You don’t trust because no one has done anything for you. Freedom is the only option. I once ran away from the orphanage until I realized that it was the only place where everything could change. But the problem is with the parents, not the children. They give birth to them, but they forget their responsibilities. You can’t have children if you don’t know how to be with him. We treat children like a flower in our garden, but we must teach them to grow. If not, the garden turns into a forest.
Did he go to school in the orphanage?
Yes, the orphanage changed my world. The teacher called me ‘donkey’, I was the eldest but I had never been to school. But for me education is equality and humanity. Those who have money become educated, the rest become their slaves. People go to the Moon, to Mars… but we don’t care if there are people on the street who don’t have enough food.
Does your child know your story?
Yes, and very proud. He spent a few days in the orphanage to see how his father lived.
There has been a drastic change…
Yes, my sister is a nurse, she works at Doctors Without Borders. I was a taxi driver, I fell into the drug world, I went back to the street… but the people at the orphanage found me a job. I was with a painter from Bombay, I was his contact person. I met people from all over the world with him. It was the first time they asked me my name, they hugged me… This is how I met many Catalans and in 2003 my boss gave me a ticket to my dream Barcelona.
What did you think of the city?
You don’t know the value of what you have. Here I discovered that there is a love of family, that I have rights.

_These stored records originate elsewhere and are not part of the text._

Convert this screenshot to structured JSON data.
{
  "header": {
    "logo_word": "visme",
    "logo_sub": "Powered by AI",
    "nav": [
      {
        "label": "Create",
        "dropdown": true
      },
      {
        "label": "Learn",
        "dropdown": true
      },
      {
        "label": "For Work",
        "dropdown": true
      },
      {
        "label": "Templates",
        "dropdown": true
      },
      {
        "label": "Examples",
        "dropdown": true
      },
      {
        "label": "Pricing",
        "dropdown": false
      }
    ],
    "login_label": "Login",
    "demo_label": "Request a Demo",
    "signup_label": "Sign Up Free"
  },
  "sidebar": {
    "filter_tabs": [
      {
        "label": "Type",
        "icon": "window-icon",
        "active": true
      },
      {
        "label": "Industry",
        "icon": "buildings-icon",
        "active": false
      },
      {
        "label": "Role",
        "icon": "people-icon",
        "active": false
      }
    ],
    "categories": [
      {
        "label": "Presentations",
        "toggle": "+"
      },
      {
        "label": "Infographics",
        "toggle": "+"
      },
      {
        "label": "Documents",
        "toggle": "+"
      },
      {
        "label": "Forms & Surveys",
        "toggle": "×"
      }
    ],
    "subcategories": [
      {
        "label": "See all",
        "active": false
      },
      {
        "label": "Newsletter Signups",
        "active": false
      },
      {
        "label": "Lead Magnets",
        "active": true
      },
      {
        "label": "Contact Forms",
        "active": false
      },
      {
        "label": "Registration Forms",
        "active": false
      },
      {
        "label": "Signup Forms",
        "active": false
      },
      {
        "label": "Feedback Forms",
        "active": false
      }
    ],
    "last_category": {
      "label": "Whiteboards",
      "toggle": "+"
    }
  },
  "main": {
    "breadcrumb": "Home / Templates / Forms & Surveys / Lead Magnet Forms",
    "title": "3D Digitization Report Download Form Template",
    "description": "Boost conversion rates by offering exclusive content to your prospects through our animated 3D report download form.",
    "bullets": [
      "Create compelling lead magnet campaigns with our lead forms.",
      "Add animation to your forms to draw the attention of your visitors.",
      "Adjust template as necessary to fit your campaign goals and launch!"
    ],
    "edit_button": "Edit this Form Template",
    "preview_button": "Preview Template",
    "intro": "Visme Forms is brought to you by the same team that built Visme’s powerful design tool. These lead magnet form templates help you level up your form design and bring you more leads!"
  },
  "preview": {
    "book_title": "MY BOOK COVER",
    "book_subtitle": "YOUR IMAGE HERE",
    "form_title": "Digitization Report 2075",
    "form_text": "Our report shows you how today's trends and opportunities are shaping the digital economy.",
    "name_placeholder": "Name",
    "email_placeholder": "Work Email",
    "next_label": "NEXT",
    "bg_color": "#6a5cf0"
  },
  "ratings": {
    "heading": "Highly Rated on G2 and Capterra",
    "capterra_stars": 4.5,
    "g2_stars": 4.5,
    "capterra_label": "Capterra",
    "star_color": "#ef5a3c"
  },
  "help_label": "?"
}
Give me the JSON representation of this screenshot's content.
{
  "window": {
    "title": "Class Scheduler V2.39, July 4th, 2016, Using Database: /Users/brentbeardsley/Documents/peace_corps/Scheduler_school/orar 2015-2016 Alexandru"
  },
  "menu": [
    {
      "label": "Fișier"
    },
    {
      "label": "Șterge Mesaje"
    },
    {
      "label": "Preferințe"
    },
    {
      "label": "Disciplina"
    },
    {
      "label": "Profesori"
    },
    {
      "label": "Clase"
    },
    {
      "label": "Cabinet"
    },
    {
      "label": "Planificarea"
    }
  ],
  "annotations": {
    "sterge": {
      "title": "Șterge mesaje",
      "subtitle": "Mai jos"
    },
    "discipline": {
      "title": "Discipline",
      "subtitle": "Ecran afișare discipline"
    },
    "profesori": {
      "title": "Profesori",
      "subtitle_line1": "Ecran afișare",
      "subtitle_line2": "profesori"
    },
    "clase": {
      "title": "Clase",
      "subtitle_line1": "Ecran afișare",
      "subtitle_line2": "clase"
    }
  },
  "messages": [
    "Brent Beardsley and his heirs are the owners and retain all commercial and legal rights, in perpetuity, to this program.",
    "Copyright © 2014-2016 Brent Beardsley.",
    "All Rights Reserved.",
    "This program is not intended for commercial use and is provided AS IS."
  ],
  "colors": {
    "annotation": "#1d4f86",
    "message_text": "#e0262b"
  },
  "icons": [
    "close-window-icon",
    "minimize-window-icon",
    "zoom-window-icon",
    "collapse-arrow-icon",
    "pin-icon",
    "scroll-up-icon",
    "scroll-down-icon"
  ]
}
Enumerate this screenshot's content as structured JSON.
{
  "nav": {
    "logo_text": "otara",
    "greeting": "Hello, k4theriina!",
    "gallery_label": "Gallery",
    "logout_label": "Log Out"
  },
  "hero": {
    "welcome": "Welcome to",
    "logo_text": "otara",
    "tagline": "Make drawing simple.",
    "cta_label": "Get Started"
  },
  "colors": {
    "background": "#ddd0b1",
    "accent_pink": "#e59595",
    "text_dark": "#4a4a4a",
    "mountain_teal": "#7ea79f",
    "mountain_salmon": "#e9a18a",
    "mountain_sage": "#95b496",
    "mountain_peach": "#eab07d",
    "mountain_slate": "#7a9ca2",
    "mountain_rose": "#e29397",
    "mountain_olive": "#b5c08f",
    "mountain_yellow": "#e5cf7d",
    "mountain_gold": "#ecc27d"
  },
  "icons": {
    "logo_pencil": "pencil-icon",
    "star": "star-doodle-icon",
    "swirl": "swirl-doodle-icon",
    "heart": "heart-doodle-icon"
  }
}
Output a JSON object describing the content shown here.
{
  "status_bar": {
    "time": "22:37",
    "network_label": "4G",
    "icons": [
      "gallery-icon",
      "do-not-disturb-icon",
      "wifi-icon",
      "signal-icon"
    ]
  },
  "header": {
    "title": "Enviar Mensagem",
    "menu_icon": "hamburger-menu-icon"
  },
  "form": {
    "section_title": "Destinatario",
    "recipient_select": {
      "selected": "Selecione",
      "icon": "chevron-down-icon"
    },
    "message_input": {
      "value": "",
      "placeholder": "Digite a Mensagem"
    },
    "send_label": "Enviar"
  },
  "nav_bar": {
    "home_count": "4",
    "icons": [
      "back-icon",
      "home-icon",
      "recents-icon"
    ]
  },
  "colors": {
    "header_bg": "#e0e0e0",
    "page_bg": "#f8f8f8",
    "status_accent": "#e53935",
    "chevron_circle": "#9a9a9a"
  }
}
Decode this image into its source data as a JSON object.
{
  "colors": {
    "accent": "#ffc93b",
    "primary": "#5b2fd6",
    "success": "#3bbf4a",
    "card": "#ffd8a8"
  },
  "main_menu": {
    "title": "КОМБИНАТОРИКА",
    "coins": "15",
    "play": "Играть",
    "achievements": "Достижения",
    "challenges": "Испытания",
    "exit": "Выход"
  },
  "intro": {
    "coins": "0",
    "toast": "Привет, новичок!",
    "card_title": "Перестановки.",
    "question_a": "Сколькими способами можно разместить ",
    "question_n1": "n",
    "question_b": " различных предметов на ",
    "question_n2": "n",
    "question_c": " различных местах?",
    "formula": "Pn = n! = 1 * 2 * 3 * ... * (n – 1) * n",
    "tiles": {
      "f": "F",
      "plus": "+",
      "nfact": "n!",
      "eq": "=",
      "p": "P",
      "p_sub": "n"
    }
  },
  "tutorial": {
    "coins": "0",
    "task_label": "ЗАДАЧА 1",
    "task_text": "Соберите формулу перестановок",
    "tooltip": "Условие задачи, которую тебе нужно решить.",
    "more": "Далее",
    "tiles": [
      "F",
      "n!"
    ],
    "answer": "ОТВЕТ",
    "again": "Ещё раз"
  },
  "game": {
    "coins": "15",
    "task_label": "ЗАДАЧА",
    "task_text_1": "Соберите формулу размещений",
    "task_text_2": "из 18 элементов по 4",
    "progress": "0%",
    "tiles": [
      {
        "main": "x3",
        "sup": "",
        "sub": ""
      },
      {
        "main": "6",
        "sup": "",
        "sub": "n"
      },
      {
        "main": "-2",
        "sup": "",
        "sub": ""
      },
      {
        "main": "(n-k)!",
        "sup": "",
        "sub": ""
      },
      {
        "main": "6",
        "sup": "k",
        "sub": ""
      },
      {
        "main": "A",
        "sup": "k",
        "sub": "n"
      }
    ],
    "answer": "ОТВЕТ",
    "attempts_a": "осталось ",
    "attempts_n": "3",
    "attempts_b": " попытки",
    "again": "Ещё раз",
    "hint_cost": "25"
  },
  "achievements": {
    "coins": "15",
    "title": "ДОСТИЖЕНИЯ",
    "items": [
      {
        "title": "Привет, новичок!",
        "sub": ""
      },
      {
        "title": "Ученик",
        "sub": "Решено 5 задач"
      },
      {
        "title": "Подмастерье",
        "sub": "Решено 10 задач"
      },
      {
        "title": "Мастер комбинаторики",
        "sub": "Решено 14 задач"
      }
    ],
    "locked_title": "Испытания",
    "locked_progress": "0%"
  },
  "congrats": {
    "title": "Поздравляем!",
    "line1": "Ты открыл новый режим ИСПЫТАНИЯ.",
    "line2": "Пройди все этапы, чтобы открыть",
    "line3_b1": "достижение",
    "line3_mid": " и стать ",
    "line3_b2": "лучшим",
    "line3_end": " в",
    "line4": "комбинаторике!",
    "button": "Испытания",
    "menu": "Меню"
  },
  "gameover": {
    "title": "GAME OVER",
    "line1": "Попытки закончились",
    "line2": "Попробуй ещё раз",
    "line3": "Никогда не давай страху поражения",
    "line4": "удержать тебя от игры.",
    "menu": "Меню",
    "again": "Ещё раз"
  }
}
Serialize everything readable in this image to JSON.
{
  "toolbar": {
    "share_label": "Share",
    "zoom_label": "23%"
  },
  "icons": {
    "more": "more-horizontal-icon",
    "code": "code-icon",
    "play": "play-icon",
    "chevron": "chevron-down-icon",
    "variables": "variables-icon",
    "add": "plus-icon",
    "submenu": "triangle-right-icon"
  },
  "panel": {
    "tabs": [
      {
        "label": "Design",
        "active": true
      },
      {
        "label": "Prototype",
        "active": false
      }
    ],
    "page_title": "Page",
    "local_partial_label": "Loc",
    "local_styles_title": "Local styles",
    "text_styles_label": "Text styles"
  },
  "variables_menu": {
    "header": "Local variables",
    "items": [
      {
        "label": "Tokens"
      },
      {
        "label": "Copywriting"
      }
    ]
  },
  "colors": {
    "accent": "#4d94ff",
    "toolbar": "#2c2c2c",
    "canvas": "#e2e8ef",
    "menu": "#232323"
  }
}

I went to see clients I met in India. They greeted me with a table full of food. I remember going to sit on the floor and they said to me ‘no, no, sit on the chair with everybody.
Returning to India could not be easy.
My boss gave me freedom. I was a tour guide and met a lot of people. The Catalans I’ve met all this time helped me write my book and I set up my cafe.
How does the project work?
We welcome street children over the age of 18. 80% comes from the orphanage, 20% comes from the barracks. Everyone wants to host children, NGOs are a business… but the problem is when these kids grow up. We are the first cafe in India where everyone has free water… I fired more than 20 customers who treated men like slaves. Seven kids even got into college.